Measuring Demand Response

PJM’s filing seeks to change the way in which demand response provided to meet a system emergency can be measured. Measuring a demand response resource’s performance requires a comparison of its actual metered demand during an emergency with a predetermined reference point. The crux of the double-counting debate is the appropriate reference point.

PJM maintains that the proper reference point is a demand response resource’s PLC. An entity’s PLC represents its contribution to PJM’s need to procure capacity resources, and is determined based on the average of the entity’s actual load during the five coincident peak hours of the preceding delivery year. PJM’s emergency load response program, however, also permits a reference point based on the Guaranteed Load Drop (GLD) baseline methodology, which measures the amount of demand response that an entity would have consumed absent the emergency conditions, referred to as the Customer Baseline Load (CBL).

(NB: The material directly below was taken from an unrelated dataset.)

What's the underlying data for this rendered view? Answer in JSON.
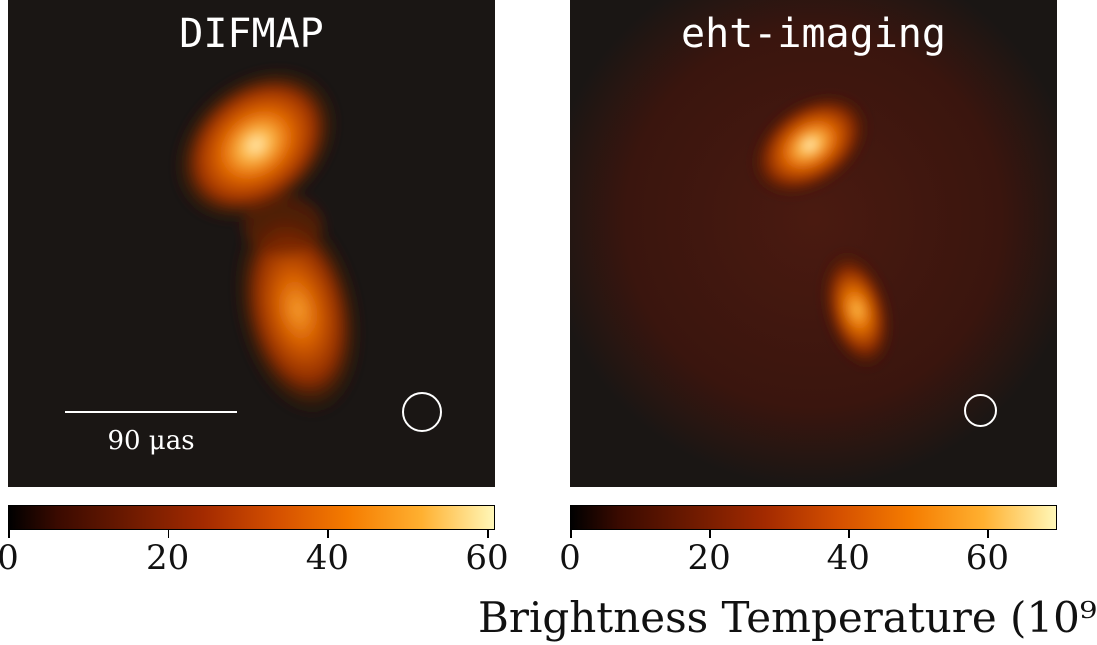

PJM contends that load reduction “double counting” occurs because many end use consumers reduce their load during system peak hours to minimize their PLC and that load reduction “counts” toward a lower PLC. At the same time, the GLD method also “counts” that same load reduction (the reduction between CBL and PLC) toward the amount of demand response provided to meet a system emergency. Curtailment Service Providers (CSPs) that maintain portfolios of demand response resources may use an “overperforming” resource (i.e., one providing load reduction in excess of its PLC) to offset an underperforming resource. PJM maintains that such double counting skews its capacity procurements and poses a threat to system reliability.